An A-Z guide to the technical terms used in digital security
A type of network used for electronically creating, transmitting and storing text-based communications. Though the term 'email' technically refers to the system or network responsible for the communications, most people use the term to mean a message sent on the network.
An email network involves an email client (a program that is installed on a user's system); and email servers, which handle the actual transmission of messages over the Internet, a well as storage of the messages.
There are a variety of email clients available, each offering different features and capabilities. The most common protocols used to handle email transfers are POP3, IMAP and SMTP. Fortunately, networks using differing protocols are still able to transmit messages between each other.
The act of running suspect code in a tightly controlled virtual environment (also known as a sandbox) for the purpose of analysis and identification.
When analyzing suspicious code, emulation may be necessary in order to observe the specific changes made to the virtual system, and evaluate any harmful consequences from the modifications.
Emulation is particularly useful when dealing with encrypted or obfuscated code, which may deter other forms of analysis.
The use of a cipher or algorithm to transform data, such as a program's code, into an unintelligible form.
There are many different ways to perform encryption, based on the algorithm or cipher used. Some examples of encryption algorithms include ROT13 and the Vigenere cipher.
Encryption usually requires a specific piece of information (a 'key') in order to transform the encrypted information back to a usable state when necessary. The simplest form of encryption uses a static unchanging key; more sophisticated encryption may involve changes in the key itself as well as the code to be transformed.
Malware writers use encryption to create encrypted programs, which are harder for antivirus programs to detect. Once installed, the encrypted program uses the key to decrypt its own code and execute it.
End User License Agreement (EULA)
A legally binding agreement between a program's user and the program vendor, stating the terms under which the user is authorized to use the program and usually limiting the vendor's liabilities.
Most programs display the End User License Agreement (EULA) in electronic form during the installation process and users must agree to the EULA before installation can be completed.
EULAs can be a controversial issue if they are worded in such a way as to be ambiguous, or if they attempt to give the vendor more rights than is legally permissible.
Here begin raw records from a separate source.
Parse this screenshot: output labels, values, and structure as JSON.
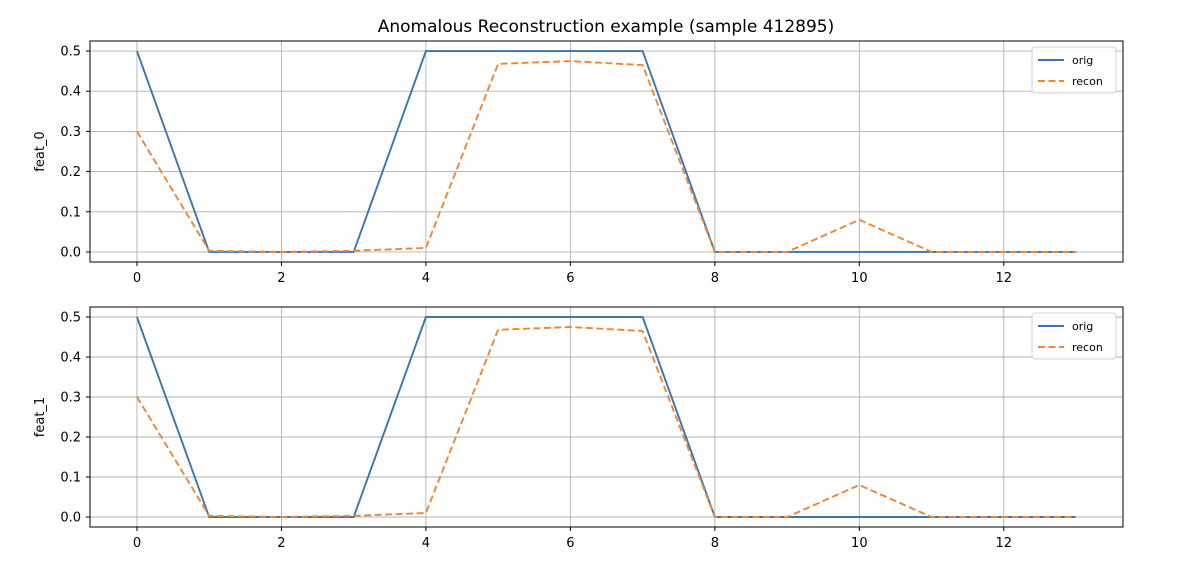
{
  "title": "Anomalous Reconstruction example (sample 412895)",
  "colors": {
    "orig": "#3b75af",
    "recon": "#ef8636",
    "grid": "#b0b0b0"
  },
  "chart_data": [
    {
      "type": "line",
      "ylabel": "feat_0",
      "xlim": [
        -0.65,
        13.65
      ],
      "ylim": [
        -0.025,
        0.525
      ],
      "xticks": [
        "0",
        "2",
        "4",
        "6",
        "8",
        "10",
        "12"
      ],
      "yticks": [
        "0.0",
        "0.1",
        "0.2",
        "0.3",
        "0.4",
        "0.5"
      ],
      "grid": true,
      "legend_position": "top-right",
      "x": [
        0,
        1,
        2,
        3,
        4,
        5,
        6,
        7,
        8,
        9,
        10,
        11,
        12,
        13
      ],
      "series": [
        {
          "name": "orig",
          "style": "solid",
          "values": [
            0.5,
            0.0,
            0.0,
            0.0,
            0.5,
            0.5,
            0.5,
            0.5,
            0.0,
            0.0,
            0.0,
            0.0,
            0.0,
            0.0
          ]
        },
        {
          "name": "recon",
          "style": "dashed",
          "values": [
            0.3,
            0.003,
            0.0,
            0.003,
            0.01,
            0.468,
            0.475,
            0.465,
            0.0,
            0.0,
            0.08,
            0.0,
            0.0,
            0.0
          ]
        }
      ]
    },
    {
      "type": "line",
      "ylabel": "feat_1",
      "xlim": [
        -0.65,
        13.65
      ],
      "ylim": [
        -0.025,
        0.525
      ],
      "xticks": [
        "0",
        "2",
        "4",
        "6",
        "8",
        "10",
        "12"
      ],
      "yticks": [
        "0.0",
        "0.1",
        "0.2",
        "0.3",
        "0.4",
        "0.5"
      ],
      "grid": true,
      "legend_position": "top-right",
      "x": [
        0,
        1,
        2,
        3,
        4,
        5,
        6,
        7,
        8,
        9,
        10,
        11,
        12,
        13
      ],
      "series": [
        {
          "name": "orig",
          "style": "solid",
          "values": [
            0.5,
            0.0,
            0.0,
            0.0,
            0.5,
            0.5,
            0.5,
            0.5,
            0.0,
            0.0,
            0.0,
            0.0,
            0.0,
            0.0
          ]
        },
        {
          "name": "recon",
          "style": "dashed",
          "values": [
            0.3,
            0.003,
            0.0,
            0.003,
            0.01,
            0.468,
            0.475,
            0.465,
            0.0,
            0.0,
            0.08,
            0.0,
            0.0,
            0.0
          ]
        }
      ]
    }
  ]
}
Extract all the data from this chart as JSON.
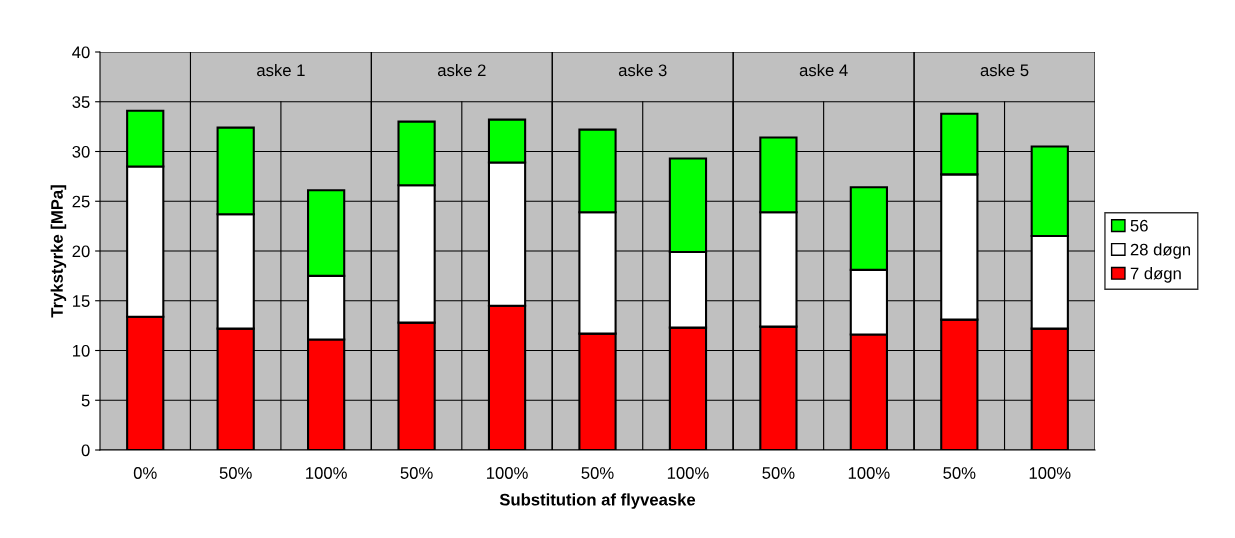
{
  "chart_data": {
    "type": "bar",
    "stacked": true,
    "xlabel": "Substitution af flyveaske",
    "ylabel": "Trykstyrke [MPa]",
    "categories": [
      "0%",
      "50%",
      "100%",
      "50%",
      "100%",
      "50%",
      "100%",
      "50%",
      "100%",
      "50%",
      "100%"
    ],
    "series": [
      {
        "name": "7 døgn",
        "color": "#ff0000",
        "values": [
          13.4,
          12.2,
          11.1,
          12.8,
          14.5,
          11.7,
          12.3,
          12.4,
          11.6,
          13.1,
          12.2
        ]
      },
      {
        "name": "28 døgn",
        "color": "#ffffff",
        "values": [
          15.1,
          11.5,
          6.4,
          13.8,
          14.4,
          12.2,
          7.6,
          11.5,
          6.5,
          14.6,
          9.3
        ]
      },
      {
        "name": "56",
        "color": "#00ff00",
        "values": [
          5.6,
          8.7,
          8.6,
          6.4,
          4.3,
          8.3,
          9.4,
          7.5,
          8.3,
          6.1,
          9.0
        ]
      }
    ],
    "ylim": [
      0,
      40
    ],
    "yticks": [
      0,
      5,
      10,
      15,
      20,
      25,
      30,
      35,
      40
    ],
    "grid": true,
    "legend": "right",
    "annotations": [
      "aske 1",
      "aske 2",
      "aske 3",
      "aske 4",
      "aske 5"
    ]
  }
}
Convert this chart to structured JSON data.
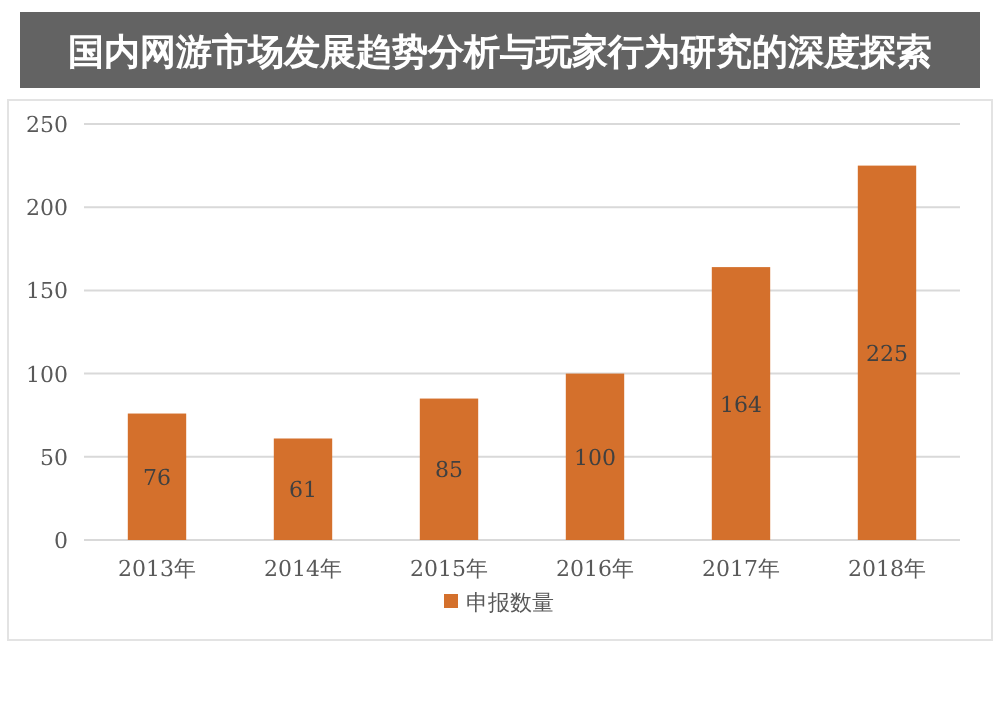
{
  "chart_data": {
    "type": "bar",
    "title": "国内网游市场发展趋势分析与玩家行为研究的深度探索",
    "categories": [
      "2013年",
      "2014年",
      "2015年",
      "2016年",
      "2017年",
      "2018年"
    ],
    "series": [
      {
        "name": "申报数量",
        "color": "#d4702c",
        "values": [
          76,
          61,
          85,
          100,
          164,
          225
        ]
      }
    ],
    "ylim": [
      0,
      250
    ],
    "yticks": [
      0,
      50,
      100,
      150,
      200,
      250
    ],
    "grid": "y",
    "legend": "bottom",
    "data_labels": true
  }
}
In addition, EULAs are often so long, technically challenging and intimidating that many users do not read them completely before accepting them, potentially placing the user in an untenable position if they later face problems with the program or the vendor.
Entry Point Obscuration (EPO)
Techniques used by virus writers to prevent virus scanners from detecting the entry point of malicious code.
An entry point is the instruction specifying the beginning of a program's code, which the system uses to locate the correct starting point each time the program is executed. Sophisticated file viruses subtly modify the host program's entry point so that it points to the beginning of the viral code, which could be located almost anywhere in the file.
The change in entry point forces the system to execute the viral code first whenever the user launches the host program; after the viral code is completely executed, most viruses will then pass control back to the host program, allowing it to launch normally.
Executable File (EXE File)
A program that contains binary code, with instructions that an operating system is able to 'read' and execute.
For most users, an executable file is what they are launching when they start almost any application on a modern computer, such as a word processor or game. This is in contrast to data files, which only contain unexecutable data.
In Microsoft Windows operating systems, such files are usually identified with the extension .EXE, which is why the file may be referred to as an EXE file.
An object - a program, a section of code, even a string of characters - that takes advantage of a vulnerability in a program or operating system to perform various actions.
An exploit is almost always used in a malicious context. If successfully used, exploits can provide an attacker with a wide range of possible actions, from viewing data on a restricted-user database to almost complete control of a compromised system.